Stress tests, e.g., the cardiac stress test, are standard clinical screening tools aimed to unmask clinical pathology. As such stress tests indirectly measure physiological reserves. The term reserve has been developed to account for the dis-junction, often observed, between pathology and clinical manifestation. It describes a physiological capacity that is utilized in demanding situations. However, developing a new and reliable stress test based screening tool is complex, prolonged, and relies extensively on domain knowledge. We propose a novel distributional-free machine-learning framework, the Stress Test Performance Scoring (STEPS) framework, to model expected performance in a stress test.

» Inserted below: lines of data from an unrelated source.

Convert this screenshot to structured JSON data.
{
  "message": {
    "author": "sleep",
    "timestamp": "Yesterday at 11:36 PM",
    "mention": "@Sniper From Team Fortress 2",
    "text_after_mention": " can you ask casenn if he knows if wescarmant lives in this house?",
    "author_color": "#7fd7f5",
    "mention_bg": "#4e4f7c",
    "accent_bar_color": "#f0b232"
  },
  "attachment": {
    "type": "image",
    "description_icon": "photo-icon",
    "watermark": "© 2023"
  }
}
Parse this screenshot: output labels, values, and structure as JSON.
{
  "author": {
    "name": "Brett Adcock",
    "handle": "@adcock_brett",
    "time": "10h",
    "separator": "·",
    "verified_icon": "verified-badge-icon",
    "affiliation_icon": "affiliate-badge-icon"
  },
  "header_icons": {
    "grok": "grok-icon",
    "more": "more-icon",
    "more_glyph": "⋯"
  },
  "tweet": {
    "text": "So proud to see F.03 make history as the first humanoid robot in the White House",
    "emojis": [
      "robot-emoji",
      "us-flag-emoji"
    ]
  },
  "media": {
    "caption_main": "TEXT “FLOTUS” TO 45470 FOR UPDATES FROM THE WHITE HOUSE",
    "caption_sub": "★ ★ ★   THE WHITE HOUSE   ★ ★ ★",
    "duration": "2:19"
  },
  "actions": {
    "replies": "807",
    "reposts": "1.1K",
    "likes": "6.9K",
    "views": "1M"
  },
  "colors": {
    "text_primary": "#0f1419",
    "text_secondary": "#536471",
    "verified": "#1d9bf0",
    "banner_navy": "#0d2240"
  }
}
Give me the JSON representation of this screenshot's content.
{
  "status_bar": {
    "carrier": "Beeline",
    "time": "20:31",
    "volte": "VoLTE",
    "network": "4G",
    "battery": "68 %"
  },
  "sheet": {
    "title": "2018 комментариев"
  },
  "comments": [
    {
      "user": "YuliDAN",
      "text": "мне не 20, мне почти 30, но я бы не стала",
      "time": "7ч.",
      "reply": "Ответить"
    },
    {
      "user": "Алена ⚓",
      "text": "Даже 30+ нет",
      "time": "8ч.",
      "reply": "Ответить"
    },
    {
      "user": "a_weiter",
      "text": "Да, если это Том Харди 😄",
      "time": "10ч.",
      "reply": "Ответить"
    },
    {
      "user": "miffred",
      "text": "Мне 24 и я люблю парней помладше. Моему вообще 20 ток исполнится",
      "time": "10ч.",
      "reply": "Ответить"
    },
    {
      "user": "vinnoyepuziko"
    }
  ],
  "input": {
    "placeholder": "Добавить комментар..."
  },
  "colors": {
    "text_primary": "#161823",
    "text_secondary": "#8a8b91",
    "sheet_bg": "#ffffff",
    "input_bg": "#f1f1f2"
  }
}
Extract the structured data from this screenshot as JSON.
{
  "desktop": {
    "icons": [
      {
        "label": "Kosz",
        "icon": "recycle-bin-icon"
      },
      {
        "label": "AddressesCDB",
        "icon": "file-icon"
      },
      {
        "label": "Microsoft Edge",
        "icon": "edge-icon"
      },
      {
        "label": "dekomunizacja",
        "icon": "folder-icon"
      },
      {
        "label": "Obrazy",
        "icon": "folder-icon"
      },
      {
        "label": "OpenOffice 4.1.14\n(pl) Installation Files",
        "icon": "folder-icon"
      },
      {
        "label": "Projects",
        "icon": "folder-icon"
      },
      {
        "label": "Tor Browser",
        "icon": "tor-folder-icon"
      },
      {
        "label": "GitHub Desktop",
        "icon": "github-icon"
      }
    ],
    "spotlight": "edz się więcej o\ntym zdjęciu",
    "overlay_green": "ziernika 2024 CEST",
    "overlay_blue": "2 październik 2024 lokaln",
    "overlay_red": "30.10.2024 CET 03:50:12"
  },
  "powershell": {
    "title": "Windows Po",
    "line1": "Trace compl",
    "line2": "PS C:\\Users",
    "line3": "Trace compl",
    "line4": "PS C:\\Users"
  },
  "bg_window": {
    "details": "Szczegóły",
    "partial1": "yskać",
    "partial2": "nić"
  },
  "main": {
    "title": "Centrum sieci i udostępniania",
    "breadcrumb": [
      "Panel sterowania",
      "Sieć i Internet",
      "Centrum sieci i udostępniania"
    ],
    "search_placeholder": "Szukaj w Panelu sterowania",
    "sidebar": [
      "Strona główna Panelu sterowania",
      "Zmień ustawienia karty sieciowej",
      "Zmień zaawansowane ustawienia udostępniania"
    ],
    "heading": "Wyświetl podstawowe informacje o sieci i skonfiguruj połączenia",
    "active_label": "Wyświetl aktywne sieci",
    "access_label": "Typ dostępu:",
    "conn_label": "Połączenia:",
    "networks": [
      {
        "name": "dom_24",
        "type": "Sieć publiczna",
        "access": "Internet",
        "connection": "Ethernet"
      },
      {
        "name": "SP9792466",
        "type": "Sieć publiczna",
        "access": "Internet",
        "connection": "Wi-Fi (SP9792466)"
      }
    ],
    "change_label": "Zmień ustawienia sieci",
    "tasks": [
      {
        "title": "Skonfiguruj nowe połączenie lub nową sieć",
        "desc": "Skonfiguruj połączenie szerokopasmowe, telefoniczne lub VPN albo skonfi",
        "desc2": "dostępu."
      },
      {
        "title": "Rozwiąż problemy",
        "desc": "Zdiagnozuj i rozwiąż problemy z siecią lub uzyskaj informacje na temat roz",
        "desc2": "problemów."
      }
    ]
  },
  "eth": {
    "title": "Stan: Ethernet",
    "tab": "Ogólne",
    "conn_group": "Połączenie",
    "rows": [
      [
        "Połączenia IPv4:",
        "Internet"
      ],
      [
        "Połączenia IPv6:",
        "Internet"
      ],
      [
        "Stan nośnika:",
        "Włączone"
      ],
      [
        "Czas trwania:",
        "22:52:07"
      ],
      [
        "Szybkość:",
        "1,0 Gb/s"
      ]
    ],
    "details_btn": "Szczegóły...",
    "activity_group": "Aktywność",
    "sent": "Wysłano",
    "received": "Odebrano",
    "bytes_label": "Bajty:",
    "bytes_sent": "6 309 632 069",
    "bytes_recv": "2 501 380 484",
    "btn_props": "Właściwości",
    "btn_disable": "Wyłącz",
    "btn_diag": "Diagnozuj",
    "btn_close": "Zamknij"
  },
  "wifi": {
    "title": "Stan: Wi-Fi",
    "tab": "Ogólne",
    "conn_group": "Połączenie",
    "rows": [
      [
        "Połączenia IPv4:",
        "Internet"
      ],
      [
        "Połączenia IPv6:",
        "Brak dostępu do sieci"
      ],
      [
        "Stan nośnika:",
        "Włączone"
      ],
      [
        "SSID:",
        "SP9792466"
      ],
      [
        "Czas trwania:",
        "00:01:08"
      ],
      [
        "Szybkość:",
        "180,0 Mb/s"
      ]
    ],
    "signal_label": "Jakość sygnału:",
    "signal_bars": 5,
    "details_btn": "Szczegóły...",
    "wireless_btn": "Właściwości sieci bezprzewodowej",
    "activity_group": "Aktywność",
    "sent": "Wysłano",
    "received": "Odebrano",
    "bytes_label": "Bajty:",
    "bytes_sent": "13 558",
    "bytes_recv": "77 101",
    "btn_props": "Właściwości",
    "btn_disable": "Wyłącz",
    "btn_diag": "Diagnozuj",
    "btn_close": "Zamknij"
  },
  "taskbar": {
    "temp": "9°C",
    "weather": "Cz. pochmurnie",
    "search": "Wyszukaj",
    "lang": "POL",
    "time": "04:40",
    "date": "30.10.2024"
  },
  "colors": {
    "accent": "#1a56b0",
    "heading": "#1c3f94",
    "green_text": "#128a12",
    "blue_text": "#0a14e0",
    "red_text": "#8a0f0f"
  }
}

A performance scoring function is trained with measures taken during the performance in a given task while exploiting information regarding the stress test set-up and subjects' medical state. Multiple ways of aggregating performance scores at different stress levels are suggested and are examined with an extensive simulation study. When applied to a real-world data example, an AUC of 84.35[95%CI: 70.68 - 95.13] was obtained for the STEPS framework to distinguish subjects with neurodegeneration from controls. In summary, STEPS improved screening by exploiting existing domain knowledge and state-of-the-art clinical measures. The STEPS framework can ease and speed up the production of new stress tests.

Authors

  • Tal Kozlovski
    Laboratory for Early Markers of Neurodegeneration (LEMON), Tel Aviv Sourasky Medical Center, Tel Aviv, Israel.
  • Jeffrey M Hausdorff
    The Center for the Study of Movement, Cognition and Mobility, Neurological Institute, Tel Aviv Sourasky Medical Center, Tel Aviv, Israel.
  • Ori Davidov
    Statistics Department, University of Haifa, Haifa, Israel.
  • Nir Giladi
    The Center for the Study of Movement, Cognition and Mobility, Neurological Institute, Tel Aviv Sourasky Medical Center, Tel Aviv, Israel.
  • Anat Mirelman
    Sagol Brain Institute Tel-Aviv Medical Center, Tel-Aviv, Israel.
  • Yoav Benjamini
    Department of Statistic and Operations Research, School of Mathematical Sciences, Tel Aviv University, Tel Aviv, Israel.